The show follows Mark and his young daughter Eleanor, who is a vampire. After years on the run they return home to

New York to try to find a cure, where they become part of a larger web of people all trying to survive. Gummer plays Claire, the older sister of another young vampire also on the hunt for a cure. Claire is an heiress to a pharmaceut­ical company loosely modeled after the Sacklers, and is the moral compass in a family dynamic that otherwise is very much without.

“I think what initially drove me to the show in general was Andrew [Hinderaker], the showrunner's vision for it. He pitched it to me as this sort of larger metaphor for battling addiction — what lengths you will go to protect and save and help keep alive the people you love who are suffering,” Gummer says. “It felt like a human struggle that felt universal, and at the time especially — post COVID[-19], it felt like an important story to tell.”

Gummer received the callback right after she got engaged in April 2021, shot the pilot in June of that year, got married in August and then the rest of the show was shot.

“The tone of the show feels like the world we're living in right now. This sort of chaotic, hostile, curious, very unknown, strange time we're living in,” Gummer says. “Feeling like everything is on the brink, but the thing that we can understand the most is love. The love we have for each other. That just really spoke to me.”

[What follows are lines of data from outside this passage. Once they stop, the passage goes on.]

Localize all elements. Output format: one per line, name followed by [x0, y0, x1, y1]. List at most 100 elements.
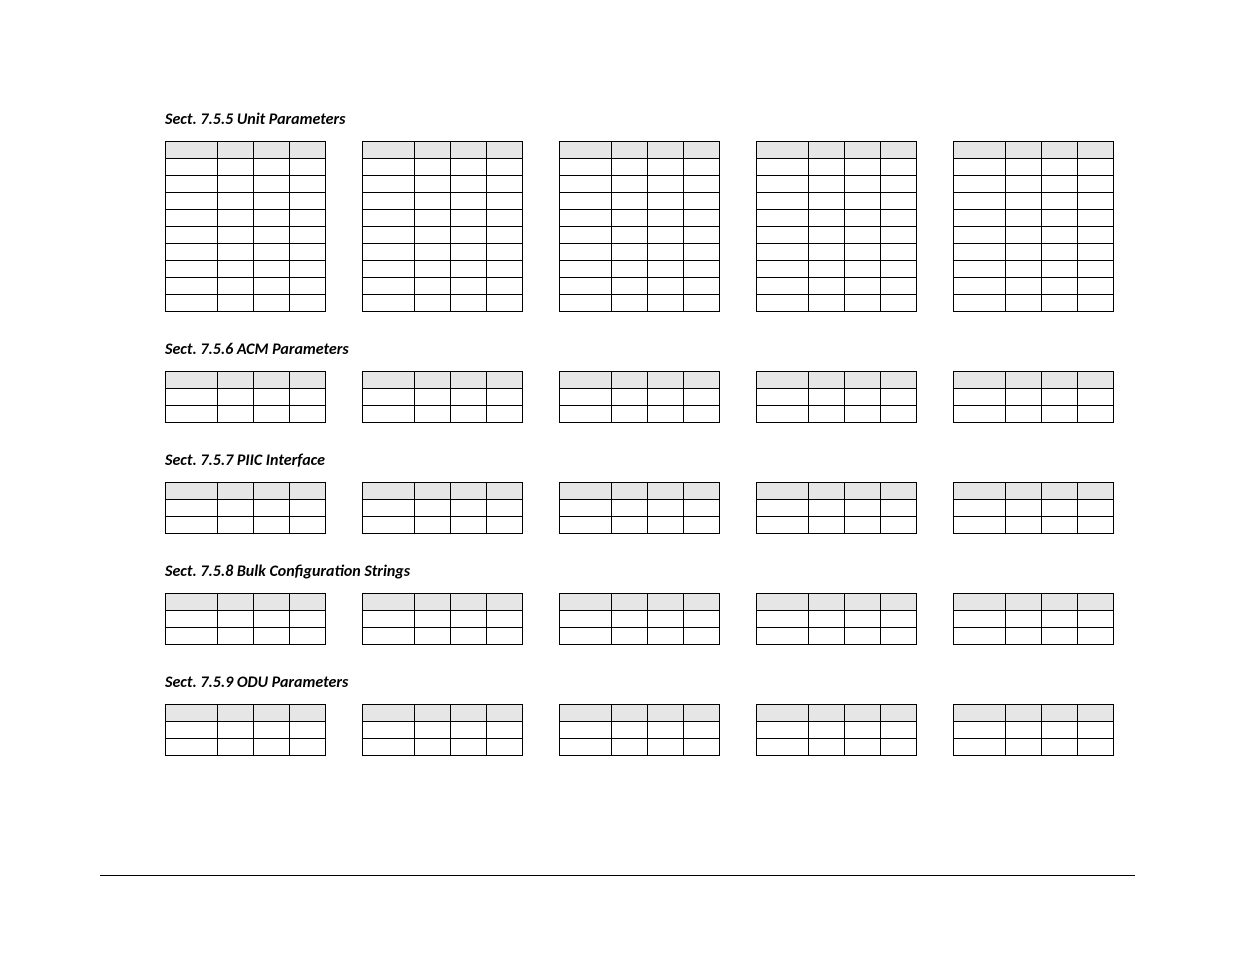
table-row — [757, 227, 917, 244]
table-header-cell — [757, 483, 809, 500]
table-cell — [363, 193, 415, 210]
tables-row — [165, 482, 1135, 534]
table-row — [560, 722, 720, 739]
table-cell — [218, 193, 254, 210]
table-header-cell — [612, 142, 648, 159]
table-header-cell — [363, 594, 415, 611]
table-row — [166, 517, 326, 534]
table-cell — [845, 406, 881, 423]
section: Sect. 7.5.8 Bulk Configuration Strings — [165, 562, 1135, 645]
table-row — [363, 176, 523, 193]
table-cell — [809, 611, 845, 628]
table-cell — [363, 389, 415, 406]
table-cell — [363, 210, 415, 227]
table-header-cell — [254, 142, 290, 159]
table-header-cell — [684, 705, 720, 722]
table-cell — [845, 517, 881, 534]
section-title: Sect. 7.5.5 Unit Parameters — [165, 110, 1135, 129]
table-row — [166, 739, 326, 756]
table-header-cell — [218, 483, 254, 500]
table-cell — [487, 739, 523, 756]
table-cell — [648, 227, 684, 244]
table-cell — [881, 244, 917, 261]
section: Sect. 7.5.7 PIIC Interface — [165, 451, 1135, 534]
table-row — [954, 244, 1114, 261]
table-cell — [648, 244, 684, 261]
table-cell — [612, 278, 648, 295]
table-header-cell — [363, 372, 415, 389]
table-header-cell — [451, 142, 487, 159]
table-cell — [881, 389, 917, 406]
table-cell — [166, 722, 218, 739]
table-cell — [1042, 176, 1078, 193]
table-row — [954, 278, 1114, 295]
table-cell — [881, 159, 917, 176]
table-header-cell — [451, 372, 487, 389]
table-header-cell — [415, 142, 451, 159]
table-header-cell — [560, 372, 612, 389]
table-row — [363, 193, 523, 210]
table-cell — [218, 500, 254, 517]
section: Sect. 7.5.9 ODU Parameters — [165, 673, 1135, 756]
table-cell — [451, 295, 487, 312]
table-cell — [487, 193, 523, 210]
table-cell — [1006, 611, 1042, 628]
table-header-cell — [954, 705, 1006, 722]
table-cell — [757, 295, 809, 312]
table-cell — [560, 611, 612, 628]
table-cell — [684, 517, 720, 534]
table-cell — [954, 227, 1006, 244]
table-cell — [166, 261, 218, 278]
table-cell — [451, 159, 487, 176]
table-cell — [954, 176, 1006, 193]
table-cell — [560, 389, 612, 406]
table-cell — [415, 210, 451, 227]
param-table — [559, 141, 720, 312]
table-cell — [415, 406, 451, 423]
table-cell — [415, 628, 451, 645]
table-cell — [809, 261, 845, 278]
table-cell — [757, 517, 809, 534]
table-header-cell — [290, 594, 326, 611]
table-cell — [684, 628, 720, 645]
table-cell — [363, 517, 415, 534]
table-cell — [881, 278, 917, 295]
table-cell — [612, 176, 648, 193]
table-cell — [684, 739, 720, 756]
table-header-cell — [881, 142, 917, 159]
table-cell — [560, 500, 612, 517]
table-row — [954, 611, 1114, 628]
table-cell — [415, 159, 451, 176]
table-cell — [881, 193, 917, 210]
table-row — [954, 159, 1114, 176]
table-cell — [954, 722, 1006, 739]
table-cell — [560, 227, 612, 244]
table-header-cell — [845, 483, 881, 500]
table-cell — [648, 611, 684, 628]
table-cell — [290, 244, 326, 261]
table-cell — [881, 628, 917, 645]
table-cell — [560, 739, 612, 756]
table-cell — [415, 500, 451, 517]
table-cell — [166, 295, 218, 312]
table-cell — [451, 227, 487, 244]
table-cell — [218, 517, 254, 534]
param-table — [953, 593, 1114, 645]
table-cell — [1078, 517, 1114, 534]
table-cell — [290, 159, 326, 176]
table-row — [954, 517, 1114, 534]
table-header-cell — [254, 483, 290, 500]
table-row — [560, 517, 720, 534]
table-cell — [612, 244, 648, 261]
table-cell — [648, 628, 684, 645]
table-row — [363, 261, 523, 278]
table-cell — [451, 210, 487, 227]
table-header-cell — [684, 372, 720, 389]
table-header-cell — [560, 705, 612, 722]
table-cell — [881, 261, 917, 278]
param-table — [559, 482, 720, 534]
table-cell — [487, 210, 523, 227]
table-header-cell — [612, 594, 648, 611]
table-row — [560, 739, 720, 756]
table-cell — [954, 500, 1006, 517]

She also relished the opportunit­y to have the show change her a bit, to make her reflect on her own family dynamics and her own relationsh­ip with her father, the sculptor Don Gummer.

“None of the feelings that I feel or I explored through myself in the show were clear and black and white, besides feeling deep, deep, deep love for a sibling or someone you love. That was very clear to me,” she says. “But it really challenged me to think outside of myself. To really deep, dark places of my soul to get there.

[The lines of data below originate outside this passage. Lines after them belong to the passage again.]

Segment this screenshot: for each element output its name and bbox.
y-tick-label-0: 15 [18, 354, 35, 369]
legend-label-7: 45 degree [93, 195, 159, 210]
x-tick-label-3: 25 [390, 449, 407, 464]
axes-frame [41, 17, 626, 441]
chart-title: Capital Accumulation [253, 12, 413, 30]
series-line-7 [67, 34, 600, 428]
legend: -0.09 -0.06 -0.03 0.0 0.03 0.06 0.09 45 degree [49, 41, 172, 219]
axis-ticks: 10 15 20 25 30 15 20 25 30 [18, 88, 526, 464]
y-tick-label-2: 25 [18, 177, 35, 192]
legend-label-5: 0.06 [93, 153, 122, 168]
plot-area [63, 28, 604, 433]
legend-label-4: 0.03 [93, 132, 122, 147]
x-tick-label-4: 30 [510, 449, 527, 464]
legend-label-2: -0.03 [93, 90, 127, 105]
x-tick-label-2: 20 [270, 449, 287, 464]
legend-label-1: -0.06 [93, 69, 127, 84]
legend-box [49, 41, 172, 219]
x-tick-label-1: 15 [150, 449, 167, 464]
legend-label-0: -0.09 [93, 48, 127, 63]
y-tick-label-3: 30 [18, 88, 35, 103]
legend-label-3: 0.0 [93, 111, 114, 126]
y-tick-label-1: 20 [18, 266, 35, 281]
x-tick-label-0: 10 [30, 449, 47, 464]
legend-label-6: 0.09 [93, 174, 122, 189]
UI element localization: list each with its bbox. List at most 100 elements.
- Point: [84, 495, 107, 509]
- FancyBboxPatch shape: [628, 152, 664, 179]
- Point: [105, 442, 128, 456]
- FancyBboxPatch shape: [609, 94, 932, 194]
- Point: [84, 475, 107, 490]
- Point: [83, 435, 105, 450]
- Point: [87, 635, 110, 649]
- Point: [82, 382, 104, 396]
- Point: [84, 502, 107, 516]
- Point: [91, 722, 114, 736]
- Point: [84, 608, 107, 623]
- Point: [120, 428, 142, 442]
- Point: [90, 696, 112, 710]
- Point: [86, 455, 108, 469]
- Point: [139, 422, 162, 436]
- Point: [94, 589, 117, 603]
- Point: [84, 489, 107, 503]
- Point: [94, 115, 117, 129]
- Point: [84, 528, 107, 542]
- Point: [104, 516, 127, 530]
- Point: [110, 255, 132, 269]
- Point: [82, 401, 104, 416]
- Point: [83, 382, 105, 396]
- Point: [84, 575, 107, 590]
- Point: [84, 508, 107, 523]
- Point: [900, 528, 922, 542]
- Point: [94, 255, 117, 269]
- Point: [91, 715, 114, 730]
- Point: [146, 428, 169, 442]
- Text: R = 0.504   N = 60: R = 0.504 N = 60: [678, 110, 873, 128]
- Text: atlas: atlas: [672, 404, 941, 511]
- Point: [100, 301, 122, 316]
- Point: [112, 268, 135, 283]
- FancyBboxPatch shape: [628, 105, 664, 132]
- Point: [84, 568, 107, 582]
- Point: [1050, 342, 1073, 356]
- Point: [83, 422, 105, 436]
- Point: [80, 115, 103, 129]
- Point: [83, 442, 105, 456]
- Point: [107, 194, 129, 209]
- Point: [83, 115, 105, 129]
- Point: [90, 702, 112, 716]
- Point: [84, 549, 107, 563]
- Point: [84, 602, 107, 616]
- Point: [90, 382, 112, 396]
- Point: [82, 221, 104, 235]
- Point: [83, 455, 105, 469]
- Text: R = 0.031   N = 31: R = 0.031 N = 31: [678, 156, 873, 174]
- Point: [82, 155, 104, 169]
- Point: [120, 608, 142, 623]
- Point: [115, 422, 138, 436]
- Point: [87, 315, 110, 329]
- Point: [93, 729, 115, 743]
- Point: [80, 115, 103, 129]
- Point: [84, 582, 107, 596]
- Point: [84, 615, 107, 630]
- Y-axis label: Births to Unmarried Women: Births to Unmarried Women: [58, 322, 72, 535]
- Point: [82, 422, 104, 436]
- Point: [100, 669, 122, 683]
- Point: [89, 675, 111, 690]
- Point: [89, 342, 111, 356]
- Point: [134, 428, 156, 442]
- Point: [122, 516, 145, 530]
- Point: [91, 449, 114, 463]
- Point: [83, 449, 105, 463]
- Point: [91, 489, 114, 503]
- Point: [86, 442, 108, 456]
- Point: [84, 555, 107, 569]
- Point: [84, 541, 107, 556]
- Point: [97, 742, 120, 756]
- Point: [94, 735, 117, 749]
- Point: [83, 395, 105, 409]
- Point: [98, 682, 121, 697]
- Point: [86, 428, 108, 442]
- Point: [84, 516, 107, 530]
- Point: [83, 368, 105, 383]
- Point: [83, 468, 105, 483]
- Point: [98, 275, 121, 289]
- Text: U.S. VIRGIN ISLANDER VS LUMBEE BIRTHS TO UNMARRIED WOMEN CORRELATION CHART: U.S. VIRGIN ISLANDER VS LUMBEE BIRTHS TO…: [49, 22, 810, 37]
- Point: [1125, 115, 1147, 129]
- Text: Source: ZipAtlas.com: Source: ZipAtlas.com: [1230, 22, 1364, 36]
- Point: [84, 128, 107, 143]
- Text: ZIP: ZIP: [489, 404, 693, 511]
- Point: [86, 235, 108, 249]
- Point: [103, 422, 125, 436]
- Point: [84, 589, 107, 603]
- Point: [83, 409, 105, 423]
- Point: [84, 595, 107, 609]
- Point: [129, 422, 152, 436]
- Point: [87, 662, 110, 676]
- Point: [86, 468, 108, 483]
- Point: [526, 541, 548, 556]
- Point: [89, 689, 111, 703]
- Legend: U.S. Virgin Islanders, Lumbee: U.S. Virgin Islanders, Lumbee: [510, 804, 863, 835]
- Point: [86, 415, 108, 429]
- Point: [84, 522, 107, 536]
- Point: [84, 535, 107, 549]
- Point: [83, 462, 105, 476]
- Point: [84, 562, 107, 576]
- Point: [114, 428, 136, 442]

“To be an actor, you have to convince yourself on a cellular level that you have lived through feelings like this and have experience­d this kind of pain,” Gummer continues. “To convince yourself that you are watching your brother tear open someone's throat and tear their limbs off and eat them alive is something you can't imagine — but you can imagine someone you love doing a horrible thing. You know what I mean?”

The side effects of which are, naturally, that it's hard to leave such work at home.

“It puts you in a dark place,” she admits. “I'd come home and my husband would be like, ‘are you mad at me?'”

Once press for the show quiets, Gummer is staying put for the coming months. “I'm just going to have a baby,” she says of what's ahead. “There are things I really want to work on. I want to give time.”